Title :
Hierarchical hybrid statistic based video binary code and its application to face retrieval in TV-series
Author :
Yan Li ; Ruiping Wang ; Shiguang Shan ; Xilin Chen
Author_Institution :
Key Lab. of Intell. Inf. Process. of Chinese Acad. of Sci. (CAS), Inst. of Comput. Technol., Beijing, China
Abstract :
We address the problem of video face retrieval in TV-Series, which searches video clips based on the presence of particular character, given one video clip of his/hers. This is tremendously challenging because on one hand, faces in TV-Series are captured in largely uncontrolled conditions with complex appearance variations, and on the other hand retrieval task typically needs highly efficient representation with low time and space complexity.

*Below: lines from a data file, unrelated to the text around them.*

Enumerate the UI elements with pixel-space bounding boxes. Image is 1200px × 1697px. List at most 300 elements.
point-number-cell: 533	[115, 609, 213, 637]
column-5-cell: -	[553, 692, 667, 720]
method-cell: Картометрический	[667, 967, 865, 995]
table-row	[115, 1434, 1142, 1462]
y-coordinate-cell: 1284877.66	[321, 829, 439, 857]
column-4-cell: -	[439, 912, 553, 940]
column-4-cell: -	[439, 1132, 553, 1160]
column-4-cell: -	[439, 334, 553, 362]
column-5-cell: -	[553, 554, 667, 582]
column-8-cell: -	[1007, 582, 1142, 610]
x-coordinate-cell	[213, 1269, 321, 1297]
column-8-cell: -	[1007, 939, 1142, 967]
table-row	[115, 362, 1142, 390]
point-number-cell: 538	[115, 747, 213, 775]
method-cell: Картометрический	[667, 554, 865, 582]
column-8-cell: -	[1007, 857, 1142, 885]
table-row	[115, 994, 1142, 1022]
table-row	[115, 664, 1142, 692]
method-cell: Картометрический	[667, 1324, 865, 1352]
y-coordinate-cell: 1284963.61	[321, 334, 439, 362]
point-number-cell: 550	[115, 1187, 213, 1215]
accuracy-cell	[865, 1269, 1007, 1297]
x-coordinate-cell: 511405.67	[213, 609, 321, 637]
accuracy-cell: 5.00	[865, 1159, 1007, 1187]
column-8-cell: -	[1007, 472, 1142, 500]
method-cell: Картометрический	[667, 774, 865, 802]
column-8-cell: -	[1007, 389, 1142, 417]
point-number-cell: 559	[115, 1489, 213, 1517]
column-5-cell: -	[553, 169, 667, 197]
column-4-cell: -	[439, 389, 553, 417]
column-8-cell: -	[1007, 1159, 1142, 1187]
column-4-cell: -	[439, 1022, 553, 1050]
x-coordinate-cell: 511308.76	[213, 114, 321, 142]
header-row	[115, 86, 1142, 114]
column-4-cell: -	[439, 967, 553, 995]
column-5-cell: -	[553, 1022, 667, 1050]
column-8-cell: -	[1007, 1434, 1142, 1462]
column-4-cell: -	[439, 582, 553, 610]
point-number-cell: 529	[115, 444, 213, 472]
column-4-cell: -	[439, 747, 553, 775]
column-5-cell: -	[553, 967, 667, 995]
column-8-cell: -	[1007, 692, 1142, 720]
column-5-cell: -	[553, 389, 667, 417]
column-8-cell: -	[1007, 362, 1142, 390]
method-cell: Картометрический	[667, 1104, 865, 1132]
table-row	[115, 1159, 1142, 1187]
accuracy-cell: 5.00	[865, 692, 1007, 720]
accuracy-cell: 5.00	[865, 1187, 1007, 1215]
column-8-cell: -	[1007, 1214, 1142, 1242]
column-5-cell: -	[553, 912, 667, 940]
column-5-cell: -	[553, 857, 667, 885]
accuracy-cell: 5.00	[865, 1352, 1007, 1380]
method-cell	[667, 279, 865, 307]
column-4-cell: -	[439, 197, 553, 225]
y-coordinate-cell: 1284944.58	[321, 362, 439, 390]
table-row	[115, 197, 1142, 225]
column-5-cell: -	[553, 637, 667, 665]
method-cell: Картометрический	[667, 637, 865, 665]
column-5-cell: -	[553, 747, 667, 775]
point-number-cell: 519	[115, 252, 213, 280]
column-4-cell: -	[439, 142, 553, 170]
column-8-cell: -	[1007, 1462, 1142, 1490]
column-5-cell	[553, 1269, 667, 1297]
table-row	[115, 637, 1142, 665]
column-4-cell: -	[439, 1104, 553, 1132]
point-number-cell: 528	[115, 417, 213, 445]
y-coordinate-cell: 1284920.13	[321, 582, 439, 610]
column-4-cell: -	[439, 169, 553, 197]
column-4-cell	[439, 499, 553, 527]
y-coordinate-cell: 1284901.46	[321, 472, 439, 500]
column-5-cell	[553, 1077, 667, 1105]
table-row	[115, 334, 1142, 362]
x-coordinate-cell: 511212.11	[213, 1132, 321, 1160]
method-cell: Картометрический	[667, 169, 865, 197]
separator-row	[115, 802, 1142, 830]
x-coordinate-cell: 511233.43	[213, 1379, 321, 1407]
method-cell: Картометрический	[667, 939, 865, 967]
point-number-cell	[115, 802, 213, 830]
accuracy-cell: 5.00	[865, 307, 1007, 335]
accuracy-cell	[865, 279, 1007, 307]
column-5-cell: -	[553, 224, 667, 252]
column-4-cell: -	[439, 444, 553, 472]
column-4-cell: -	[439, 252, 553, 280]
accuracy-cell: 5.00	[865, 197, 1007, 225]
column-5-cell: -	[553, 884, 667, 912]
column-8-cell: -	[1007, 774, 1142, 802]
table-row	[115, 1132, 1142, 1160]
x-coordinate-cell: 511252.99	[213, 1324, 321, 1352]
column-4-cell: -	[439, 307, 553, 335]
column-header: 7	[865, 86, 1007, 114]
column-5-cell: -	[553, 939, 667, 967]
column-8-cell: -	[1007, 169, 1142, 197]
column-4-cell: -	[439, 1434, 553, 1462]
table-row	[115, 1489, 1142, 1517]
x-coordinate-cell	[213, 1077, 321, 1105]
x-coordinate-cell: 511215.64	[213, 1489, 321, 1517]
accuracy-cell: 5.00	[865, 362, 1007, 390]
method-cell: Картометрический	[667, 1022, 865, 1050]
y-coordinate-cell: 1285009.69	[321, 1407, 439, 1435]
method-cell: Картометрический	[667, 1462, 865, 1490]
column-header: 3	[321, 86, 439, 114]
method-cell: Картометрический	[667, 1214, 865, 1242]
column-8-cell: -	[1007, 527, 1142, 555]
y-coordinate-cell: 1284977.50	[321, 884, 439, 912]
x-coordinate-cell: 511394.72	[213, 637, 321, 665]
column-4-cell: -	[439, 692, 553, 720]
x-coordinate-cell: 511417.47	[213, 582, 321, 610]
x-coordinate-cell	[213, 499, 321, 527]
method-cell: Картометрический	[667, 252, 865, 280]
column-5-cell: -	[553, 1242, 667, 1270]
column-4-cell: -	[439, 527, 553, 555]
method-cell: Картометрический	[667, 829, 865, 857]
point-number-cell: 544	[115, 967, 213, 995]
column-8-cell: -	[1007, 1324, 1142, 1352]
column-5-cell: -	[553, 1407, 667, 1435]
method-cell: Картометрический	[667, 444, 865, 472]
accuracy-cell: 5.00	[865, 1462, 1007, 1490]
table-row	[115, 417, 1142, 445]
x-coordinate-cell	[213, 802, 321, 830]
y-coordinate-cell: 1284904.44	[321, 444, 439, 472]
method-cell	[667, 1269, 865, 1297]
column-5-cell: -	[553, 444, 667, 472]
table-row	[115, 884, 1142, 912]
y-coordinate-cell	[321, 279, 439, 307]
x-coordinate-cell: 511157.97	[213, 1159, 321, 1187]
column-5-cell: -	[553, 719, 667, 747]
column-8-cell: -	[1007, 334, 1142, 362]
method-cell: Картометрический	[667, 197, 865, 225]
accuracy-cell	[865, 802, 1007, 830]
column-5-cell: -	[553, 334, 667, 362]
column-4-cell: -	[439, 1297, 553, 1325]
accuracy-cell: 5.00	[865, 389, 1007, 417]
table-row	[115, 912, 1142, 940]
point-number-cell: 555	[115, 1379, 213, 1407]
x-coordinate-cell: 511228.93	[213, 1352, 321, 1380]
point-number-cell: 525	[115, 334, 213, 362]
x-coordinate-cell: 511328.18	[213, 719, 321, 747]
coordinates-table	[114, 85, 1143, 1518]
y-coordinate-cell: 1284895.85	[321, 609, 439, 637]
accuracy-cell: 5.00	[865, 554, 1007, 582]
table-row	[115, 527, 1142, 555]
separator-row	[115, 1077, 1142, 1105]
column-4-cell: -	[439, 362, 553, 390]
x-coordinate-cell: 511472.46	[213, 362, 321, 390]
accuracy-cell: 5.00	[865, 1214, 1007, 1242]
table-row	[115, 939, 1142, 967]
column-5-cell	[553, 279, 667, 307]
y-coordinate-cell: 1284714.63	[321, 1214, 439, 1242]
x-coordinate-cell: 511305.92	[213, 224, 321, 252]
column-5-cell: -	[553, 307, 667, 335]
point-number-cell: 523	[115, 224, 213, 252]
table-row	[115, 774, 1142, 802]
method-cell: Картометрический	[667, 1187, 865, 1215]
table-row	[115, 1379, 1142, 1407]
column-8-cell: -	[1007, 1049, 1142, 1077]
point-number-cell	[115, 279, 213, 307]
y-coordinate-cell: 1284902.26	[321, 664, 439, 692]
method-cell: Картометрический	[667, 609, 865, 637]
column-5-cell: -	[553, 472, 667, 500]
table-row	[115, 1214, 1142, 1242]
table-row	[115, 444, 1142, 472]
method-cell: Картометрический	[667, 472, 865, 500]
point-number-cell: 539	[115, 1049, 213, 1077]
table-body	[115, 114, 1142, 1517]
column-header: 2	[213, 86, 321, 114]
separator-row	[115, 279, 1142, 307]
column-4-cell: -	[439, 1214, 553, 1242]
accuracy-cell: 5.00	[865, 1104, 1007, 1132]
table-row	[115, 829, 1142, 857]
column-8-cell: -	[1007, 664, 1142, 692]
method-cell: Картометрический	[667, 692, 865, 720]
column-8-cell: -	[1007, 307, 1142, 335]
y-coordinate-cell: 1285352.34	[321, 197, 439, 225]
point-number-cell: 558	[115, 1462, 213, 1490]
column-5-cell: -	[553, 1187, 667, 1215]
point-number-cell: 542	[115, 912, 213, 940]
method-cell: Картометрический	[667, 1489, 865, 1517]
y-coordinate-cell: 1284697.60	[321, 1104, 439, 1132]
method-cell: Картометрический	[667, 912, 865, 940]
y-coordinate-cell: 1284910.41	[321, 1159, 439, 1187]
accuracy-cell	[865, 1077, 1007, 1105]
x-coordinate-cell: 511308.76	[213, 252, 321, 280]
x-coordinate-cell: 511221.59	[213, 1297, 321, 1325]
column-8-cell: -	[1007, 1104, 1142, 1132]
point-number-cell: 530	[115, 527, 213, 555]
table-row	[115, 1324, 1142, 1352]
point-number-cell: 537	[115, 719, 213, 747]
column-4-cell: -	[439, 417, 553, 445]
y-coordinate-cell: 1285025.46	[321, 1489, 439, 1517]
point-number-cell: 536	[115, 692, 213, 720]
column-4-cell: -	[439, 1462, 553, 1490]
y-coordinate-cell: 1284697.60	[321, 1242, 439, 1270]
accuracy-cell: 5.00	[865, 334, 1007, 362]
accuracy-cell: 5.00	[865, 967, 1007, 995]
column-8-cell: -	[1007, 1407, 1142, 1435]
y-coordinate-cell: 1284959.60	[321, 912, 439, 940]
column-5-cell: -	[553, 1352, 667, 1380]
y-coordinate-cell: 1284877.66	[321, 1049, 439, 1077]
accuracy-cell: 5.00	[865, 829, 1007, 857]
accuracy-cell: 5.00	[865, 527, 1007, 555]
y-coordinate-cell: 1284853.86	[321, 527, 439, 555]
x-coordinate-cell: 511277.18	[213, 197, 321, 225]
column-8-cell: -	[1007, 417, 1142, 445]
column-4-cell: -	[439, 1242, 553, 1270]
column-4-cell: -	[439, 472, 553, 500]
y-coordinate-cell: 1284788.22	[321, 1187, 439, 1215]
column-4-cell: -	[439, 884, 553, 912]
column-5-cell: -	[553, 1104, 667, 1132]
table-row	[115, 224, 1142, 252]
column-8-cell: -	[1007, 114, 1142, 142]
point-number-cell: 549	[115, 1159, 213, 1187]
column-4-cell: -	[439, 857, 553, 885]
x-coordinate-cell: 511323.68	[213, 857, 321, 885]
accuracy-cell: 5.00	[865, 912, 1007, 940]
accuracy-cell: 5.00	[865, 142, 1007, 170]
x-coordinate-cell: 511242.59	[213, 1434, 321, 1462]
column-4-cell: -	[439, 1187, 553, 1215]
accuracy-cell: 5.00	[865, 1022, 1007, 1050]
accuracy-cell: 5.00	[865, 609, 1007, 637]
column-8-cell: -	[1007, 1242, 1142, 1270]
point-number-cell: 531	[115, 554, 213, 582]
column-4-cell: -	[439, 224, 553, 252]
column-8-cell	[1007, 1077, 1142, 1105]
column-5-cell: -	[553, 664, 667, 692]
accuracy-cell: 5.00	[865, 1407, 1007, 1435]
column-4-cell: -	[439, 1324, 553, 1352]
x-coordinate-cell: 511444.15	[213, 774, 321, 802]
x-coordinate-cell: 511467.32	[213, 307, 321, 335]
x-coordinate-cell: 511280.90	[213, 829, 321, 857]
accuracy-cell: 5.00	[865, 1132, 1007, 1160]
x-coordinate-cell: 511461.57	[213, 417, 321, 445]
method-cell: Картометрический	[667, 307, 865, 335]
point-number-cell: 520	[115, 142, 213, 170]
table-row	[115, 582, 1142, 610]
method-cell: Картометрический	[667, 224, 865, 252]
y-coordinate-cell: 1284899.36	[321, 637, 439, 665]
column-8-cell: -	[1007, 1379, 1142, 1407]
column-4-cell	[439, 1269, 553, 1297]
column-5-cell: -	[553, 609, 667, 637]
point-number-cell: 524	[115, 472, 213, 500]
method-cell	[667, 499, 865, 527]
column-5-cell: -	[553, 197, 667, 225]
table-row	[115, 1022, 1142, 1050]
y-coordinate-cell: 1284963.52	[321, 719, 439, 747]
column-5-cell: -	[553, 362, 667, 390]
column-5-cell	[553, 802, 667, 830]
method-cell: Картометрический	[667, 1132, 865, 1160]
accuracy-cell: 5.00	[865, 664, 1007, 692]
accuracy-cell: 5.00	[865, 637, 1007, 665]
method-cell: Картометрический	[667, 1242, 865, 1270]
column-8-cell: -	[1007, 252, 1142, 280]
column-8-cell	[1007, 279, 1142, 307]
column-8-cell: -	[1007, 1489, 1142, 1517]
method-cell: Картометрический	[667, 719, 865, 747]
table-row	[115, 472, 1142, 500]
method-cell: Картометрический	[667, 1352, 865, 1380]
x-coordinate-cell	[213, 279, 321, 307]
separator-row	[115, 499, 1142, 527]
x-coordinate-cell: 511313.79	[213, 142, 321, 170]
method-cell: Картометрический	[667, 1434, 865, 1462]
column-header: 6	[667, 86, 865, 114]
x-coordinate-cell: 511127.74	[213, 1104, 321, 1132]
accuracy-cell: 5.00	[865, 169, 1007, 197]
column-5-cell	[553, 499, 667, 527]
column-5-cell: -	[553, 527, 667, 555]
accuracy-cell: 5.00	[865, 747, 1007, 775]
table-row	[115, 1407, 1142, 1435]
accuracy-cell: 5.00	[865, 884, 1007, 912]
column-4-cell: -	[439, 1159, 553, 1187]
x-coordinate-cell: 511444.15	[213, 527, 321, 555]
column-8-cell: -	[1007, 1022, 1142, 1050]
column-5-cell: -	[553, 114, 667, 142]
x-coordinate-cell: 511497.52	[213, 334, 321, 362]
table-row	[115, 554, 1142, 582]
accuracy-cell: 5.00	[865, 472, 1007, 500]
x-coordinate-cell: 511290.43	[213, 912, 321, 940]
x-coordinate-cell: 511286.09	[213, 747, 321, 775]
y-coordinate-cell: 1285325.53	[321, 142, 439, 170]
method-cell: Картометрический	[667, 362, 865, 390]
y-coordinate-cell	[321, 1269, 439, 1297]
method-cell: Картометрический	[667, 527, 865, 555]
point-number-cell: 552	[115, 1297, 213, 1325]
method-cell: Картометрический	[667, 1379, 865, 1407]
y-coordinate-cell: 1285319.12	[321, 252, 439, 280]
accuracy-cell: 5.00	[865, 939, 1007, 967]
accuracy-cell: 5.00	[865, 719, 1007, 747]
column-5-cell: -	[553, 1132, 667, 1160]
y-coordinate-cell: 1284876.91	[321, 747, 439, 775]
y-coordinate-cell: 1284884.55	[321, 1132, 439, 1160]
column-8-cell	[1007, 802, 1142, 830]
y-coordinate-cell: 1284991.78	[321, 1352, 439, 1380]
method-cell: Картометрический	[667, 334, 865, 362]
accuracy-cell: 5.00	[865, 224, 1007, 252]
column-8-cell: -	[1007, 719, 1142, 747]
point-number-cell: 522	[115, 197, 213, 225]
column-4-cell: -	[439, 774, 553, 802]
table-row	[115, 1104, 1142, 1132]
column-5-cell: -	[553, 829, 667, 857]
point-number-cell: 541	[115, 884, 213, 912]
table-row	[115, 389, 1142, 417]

To handle such problems, we propose a compact and discriminative binary representation for the huge body of video data based on a novel hierarchical hybrid statistic. Our method, named Hierarchical Hybrid Statistic based Video Binary Code (HHSVBC), first utilizes different parameterized Fisher Vectors (FVs) as frame representation that can encode multi-granularity low level variation information within the frame, and then models the video by its frame covariance matrix to capture high level variation information among video frames. To incorporate discriminative information and obtain more compact video signature, the high-dimensional video representation is further encoded to a much lower-dimensional binary vector, which finally yields the proposed HHSVBC. Specifically, each bit of the code, is produced via supervised learning in a max margin framework, which aims to make a trade-off between code discriminability and stability. Face retrieval experiments on two challenging large scale TV-Series video databases demonstrate the competitiveness of the proposed HHSVBC over state-of-the-art retrieval methods.
Keywords :
computational complexity; face recognition; image representation; video coding; video databases; video retrieval; FV; HHSVBC; TV-series; compact video signature; complex appearance variations; discriminative binary representation; frame covariance matrix; frame representation; hierarchical hybrid statistic based video binary code; high-dimensional video representation; large scale TV-series video databases; max margin framework; multigranularity low level variation information; parameterized Fisher vectors; space complexity; time complexity; uncontrolled conditions; video clips; video data; video face retrieval; Binary codes; Covariance matrices; Databases; Face; Kernel; Optimization; Training;
Conference_Titel :
Automatic Face and Gesture Recognition (FG), 2015 11th IEEE International Conference and Workshops on
Conference_Location :
Ljubljana
DOI :
10.1109/FG.2015.7163089